Search code examples
python-polars

TypeError when using regex to change column names in polars


I have a df:

import polars as pl

df = pl.DataFrame({
    "A": [0],
    "B": [1],
    '{"C_C", "1"}': [2],
    '{"D_D", "6"}': [3],
})

I want to change the column names so that if they have quotation marks they are joined with an underscore and _count is added at end, so {"C_C", "1"} becomes C_C_1_count. I have tried:

def flatten_pivot_polars(d:pl.DataFrame, col_str: str)->pl.DataFrame:

  import re

  d=d.select(
        pl.exclude(["Step", "RunId"]).name.map(lambda col_name: 
           '_'.join([re.findall('"([^"]*)"',col_name), col_str]))
        )
  return d

flatten_pivot_polars(df, 'count')

but this gives:

ComputeError: Python function in 'name.map' produced an error: 
TypeError: sequence item 0: expected str instance, list found.
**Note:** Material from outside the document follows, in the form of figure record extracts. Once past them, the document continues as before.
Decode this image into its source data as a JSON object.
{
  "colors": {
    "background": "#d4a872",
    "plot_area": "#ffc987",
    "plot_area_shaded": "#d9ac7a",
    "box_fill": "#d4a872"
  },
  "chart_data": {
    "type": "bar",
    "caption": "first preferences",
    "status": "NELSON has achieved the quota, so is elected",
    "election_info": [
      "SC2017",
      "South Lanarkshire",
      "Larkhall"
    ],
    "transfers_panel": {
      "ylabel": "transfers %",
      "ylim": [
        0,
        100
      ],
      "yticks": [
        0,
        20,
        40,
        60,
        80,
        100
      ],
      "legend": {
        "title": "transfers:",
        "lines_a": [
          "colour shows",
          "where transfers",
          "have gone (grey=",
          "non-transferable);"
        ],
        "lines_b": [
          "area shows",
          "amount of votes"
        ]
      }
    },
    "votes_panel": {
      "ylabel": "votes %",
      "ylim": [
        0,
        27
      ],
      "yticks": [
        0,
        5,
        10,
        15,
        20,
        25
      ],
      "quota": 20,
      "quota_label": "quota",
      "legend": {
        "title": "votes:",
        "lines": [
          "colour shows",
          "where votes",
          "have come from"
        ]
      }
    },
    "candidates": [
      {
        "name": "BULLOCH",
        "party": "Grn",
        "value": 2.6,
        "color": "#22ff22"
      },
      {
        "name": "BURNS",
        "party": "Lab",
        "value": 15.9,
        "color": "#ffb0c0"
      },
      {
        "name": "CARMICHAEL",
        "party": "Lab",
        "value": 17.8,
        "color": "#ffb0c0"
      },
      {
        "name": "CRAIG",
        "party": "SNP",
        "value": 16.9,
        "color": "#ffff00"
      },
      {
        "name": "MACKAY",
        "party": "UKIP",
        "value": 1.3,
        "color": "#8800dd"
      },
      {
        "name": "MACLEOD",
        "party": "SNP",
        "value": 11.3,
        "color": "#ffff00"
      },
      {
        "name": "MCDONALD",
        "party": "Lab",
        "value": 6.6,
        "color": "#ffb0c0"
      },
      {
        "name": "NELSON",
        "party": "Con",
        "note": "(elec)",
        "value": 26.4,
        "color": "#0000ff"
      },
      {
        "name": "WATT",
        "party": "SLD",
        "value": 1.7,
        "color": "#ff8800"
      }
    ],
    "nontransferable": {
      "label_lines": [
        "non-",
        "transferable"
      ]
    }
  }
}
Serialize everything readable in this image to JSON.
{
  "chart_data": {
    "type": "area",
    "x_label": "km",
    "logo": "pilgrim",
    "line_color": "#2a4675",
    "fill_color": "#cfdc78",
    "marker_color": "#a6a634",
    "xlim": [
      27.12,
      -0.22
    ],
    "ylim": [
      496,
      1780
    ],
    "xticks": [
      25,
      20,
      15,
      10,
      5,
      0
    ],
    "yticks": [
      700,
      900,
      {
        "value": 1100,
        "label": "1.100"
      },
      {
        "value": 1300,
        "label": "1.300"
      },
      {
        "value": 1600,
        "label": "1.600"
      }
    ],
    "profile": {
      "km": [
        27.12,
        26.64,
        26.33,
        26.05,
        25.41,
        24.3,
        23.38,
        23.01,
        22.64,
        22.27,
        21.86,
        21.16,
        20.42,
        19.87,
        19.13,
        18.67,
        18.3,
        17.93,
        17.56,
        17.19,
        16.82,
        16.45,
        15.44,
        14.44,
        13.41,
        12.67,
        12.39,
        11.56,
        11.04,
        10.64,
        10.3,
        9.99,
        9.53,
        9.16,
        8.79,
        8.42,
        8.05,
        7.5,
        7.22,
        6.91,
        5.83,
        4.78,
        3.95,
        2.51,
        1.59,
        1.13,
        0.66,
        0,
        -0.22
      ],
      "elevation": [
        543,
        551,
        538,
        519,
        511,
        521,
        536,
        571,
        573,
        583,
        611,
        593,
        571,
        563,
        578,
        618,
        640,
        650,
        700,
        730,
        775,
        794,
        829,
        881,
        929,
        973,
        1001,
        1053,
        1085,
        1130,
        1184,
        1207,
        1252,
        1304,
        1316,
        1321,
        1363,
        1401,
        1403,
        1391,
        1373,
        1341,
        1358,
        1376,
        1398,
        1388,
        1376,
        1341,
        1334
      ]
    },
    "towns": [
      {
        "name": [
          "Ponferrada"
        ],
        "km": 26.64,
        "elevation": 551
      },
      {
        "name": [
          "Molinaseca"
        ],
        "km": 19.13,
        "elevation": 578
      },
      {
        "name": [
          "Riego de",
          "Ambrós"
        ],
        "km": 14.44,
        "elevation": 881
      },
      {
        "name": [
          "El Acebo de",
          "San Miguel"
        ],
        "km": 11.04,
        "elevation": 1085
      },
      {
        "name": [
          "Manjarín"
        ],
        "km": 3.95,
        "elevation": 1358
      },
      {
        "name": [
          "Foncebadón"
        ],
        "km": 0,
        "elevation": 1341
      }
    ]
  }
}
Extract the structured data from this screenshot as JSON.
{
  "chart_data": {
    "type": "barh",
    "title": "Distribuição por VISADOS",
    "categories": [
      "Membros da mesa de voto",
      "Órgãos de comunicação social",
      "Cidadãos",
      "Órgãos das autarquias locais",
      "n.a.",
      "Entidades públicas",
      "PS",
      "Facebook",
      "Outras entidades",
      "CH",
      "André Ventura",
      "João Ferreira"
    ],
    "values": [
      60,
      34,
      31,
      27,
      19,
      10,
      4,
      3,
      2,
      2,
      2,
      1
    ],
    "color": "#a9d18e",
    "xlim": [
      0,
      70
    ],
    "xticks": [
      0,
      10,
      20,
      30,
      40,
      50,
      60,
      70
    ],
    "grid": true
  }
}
I am guessing it is because I am not excluding the non quoted columns properly but don't know what else to do.


Solution

  • re.findall returns all non-overlapping matches, as a list of strings. You want to append col_str to this list. For this, you can use the following.

    re.findall('"([^"]*)"',col_name) + [col_str]
    

    Instead of

    [re.findall('"([^"]*)"',col_name), col_str]
    

    which would end up with a nested list [[matches], col_str].